Village Limits by Greg Joly
Adastra Press
(16 Reservation Rd., Easthampton, MA, United States
(413)527-3324, (413)549-2201 fax)
Reviewed by Lawrence Kessenich
Roughly speaking, there are two kinds of poems in Greg Joly’s Village Limits, just published by Adastra Press: short, serious, meditative poems, such as “15,” “Sawmill,” “Village Spring,” and “she said,” and longer, narrative, often amusing ones, such as “Directions,” “Firewall,” “Town Meeting,” and “Milk-Run Driver.” What unites them all, and gives the book an enjoyable sense of eavesdropping on small town life, is character – and, in many cases, characters, the classic rural New England kind in their contemporary incarnation.
The brief “Village Spring” opens the book:
Peter leaves wide
the doors to his shop
& all day
little is done
as people stop to
talk winter out
of their systems
in a cradle
of sun
between
two open doors.
Like most of the shorter poems, this one is more lyrical than the longer ones, and here the character, Peter, is more a part of the background than a full-blown character. But we get a sense of what he must be like, because he’s clearly a magnet for the town folk, a relaxed presence who makes them feel comfortable lingering and chatting.
In “Sawmill,” another short poem, Joel is also undeveloped, but he is the catalyst for his fellow workers noticing a kind of beauty they might not otherwise notice, which tells us something important about him:
When pitching boards
sometimes a knot
breaks free
We hold these out
for Joel who first
held one
clear against
the late spring
sun to show us
how the rosin-thick
edge blazed
a translucent corona
ravenous to flare
up on coals knocked
bright in the predawn cold.
“15,” however, is all character, a girl determined to make it on her own, no matter what it costs her, as the second half of the poem makes clear:
& she knows well enough
to keep clear of her mother’s
boyfriend back at the trailer.
& who cares if she spends
the high school weekend
turning a trick
with some rich ski bum.
At least that way she can
pay her own way
& the baby’s.
More predominant in the book, however, are longer poems, one to five pages, all or partially humorous, that paint colorful portraits of small town characters “in action.”

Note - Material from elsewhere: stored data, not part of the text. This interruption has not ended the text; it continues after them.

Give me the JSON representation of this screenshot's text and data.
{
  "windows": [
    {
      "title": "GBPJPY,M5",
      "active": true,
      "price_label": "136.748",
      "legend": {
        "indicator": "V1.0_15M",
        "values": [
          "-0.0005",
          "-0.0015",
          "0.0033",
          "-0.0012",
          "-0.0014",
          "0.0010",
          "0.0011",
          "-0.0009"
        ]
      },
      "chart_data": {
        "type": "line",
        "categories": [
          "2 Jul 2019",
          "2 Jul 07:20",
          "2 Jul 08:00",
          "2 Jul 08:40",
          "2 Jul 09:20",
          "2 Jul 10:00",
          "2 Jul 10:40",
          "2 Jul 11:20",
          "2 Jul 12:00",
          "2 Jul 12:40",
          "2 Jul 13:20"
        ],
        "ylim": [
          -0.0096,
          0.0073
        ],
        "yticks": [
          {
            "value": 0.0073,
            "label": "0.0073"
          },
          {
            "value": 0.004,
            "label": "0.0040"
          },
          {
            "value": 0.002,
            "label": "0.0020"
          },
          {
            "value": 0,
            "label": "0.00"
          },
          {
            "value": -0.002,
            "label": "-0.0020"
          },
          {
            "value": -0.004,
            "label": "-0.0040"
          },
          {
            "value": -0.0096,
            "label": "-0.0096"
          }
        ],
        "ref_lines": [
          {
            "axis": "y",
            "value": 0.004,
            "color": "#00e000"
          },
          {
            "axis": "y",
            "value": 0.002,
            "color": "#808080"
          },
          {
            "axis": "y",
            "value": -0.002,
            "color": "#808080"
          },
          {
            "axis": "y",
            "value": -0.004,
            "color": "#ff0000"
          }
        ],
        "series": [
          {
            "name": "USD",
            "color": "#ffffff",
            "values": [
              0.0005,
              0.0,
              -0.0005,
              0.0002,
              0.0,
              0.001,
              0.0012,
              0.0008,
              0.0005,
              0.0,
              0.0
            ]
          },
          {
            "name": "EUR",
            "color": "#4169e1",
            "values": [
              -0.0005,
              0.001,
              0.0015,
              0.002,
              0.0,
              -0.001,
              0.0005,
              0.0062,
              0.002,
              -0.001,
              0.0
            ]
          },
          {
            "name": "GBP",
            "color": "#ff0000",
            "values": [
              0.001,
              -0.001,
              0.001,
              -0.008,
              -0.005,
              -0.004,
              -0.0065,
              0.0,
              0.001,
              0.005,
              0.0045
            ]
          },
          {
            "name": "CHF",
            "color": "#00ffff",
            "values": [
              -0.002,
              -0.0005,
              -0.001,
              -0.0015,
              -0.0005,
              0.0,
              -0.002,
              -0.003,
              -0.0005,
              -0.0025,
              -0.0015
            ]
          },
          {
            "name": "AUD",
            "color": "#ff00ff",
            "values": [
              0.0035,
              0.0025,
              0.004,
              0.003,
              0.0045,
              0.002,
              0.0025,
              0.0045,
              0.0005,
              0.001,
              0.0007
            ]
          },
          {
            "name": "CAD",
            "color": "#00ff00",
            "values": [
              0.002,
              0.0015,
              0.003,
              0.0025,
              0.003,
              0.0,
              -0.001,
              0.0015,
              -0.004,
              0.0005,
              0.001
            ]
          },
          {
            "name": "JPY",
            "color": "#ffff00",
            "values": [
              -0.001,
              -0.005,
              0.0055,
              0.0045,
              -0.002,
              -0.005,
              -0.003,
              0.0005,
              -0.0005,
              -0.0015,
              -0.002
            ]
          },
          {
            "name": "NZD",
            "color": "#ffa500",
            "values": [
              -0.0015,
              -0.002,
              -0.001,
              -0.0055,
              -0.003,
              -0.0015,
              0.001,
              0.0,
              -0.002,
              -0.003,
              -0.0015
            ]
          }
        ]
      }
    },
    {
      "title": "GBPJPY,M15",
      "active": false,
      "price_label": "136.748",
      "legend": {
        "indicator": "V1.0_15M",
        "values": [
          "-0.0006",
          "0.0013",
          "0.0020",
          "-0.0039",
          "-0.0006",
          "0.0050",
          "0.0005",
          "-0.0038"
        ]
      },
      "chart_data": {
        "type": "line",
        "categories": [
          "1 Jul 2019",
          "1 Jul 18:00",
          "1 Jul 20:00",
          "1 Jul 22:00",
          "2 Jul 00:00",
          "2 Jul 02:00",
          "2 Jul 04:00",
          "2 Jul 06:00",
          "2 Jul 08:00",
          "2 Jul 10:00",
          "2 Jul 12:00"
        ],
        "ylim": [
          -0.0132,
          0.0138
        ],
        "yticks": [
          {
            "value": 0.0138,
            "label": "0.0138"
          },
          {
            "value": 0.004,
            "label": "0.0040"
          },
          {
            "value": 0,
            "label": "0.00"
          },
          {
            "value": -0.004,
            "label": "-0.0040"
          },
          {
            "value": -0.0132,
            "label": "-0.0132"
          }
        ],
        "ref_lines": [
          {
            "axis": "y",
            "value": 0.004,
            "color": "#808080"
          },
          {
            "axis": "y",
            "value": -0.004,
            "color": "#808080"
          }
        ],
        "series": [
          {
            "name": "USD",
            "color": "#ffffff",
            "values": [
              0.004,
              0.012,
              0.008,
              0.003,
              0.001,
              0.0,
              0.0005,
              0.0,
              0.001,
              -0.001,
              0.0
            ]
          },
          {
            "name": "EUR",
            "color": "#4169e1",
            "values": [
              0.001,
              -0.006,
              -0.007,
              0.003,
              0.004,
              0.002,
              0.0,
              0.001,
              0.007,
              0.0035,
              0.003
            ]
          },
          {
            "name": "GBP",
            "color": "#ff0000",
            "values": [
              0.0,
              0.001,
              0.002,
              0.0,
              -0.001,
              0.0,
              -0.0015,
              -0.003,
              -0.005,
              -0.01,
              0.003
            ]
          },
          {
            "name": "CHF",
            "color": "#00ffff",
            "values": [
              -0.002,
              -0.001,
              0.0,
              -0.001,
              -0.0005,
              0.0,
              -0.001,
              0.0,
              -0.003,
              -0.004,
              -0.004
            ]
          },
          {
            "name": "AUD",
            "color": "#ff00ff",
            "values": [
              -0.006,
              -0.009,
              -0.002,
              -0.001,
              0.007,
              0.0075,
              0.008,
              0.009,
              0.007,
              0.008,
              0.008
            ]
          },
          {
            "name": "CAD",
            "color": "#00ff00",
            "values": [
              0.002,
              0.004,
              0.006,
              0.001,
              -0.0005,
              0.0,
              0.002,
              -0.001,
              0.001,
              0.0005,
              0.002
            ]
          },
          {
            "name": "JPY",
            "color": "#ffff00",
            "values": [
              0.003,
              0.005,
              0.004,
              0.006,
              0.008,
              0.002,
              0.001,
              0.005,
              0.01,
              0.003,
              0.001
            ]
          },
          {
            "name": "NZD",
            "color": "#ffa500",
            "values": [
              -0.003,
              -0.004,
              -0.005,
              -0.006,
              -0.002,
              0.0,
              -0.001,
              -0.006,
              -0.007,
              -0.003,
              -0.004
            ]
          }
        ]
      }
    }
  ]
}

Walter speaking at the “Town Meeting” against a motion to increase the town’s donation to the animal shelter; Nat Heath “comin’ off Gilbert Hill full / tilt with 90 bales of straw” that have caught fire; Simon, ice cream in his beard from the cone he’s eating, telling some “flatlanders” who ask, “How to do you get to Manchester?” that “My brother usually takes me.”
There a few more serious narrative poems, too. “Last Auction of the Season in Worthington” interweaves the auctioneer’s plea for bids for Robert C. Treager’s tools and farm implements with quotes from the conversations townspeople are having as the auction goes on. In “Mud Season,” the narrator, a newspaper editor, is given a dressing down by a citizen who didn’t like what the editor had written in a recent issue.
The longer, narrative poems are less “quotable.” Their impact is cumulative, the tale building over the entire length of the poem.
It must also be added that this is yet another beautifully produced book from Gary Metras’s wonderful Adastra Press – which was the subject of well-deserved accolades in the most recent issue of Poets & Writers. The creamy paper, well-chosen font, and sharp, clear printing present these poems in a way that would make any poet envious. Would that all poetry could be displayed for the world in such an artistic package.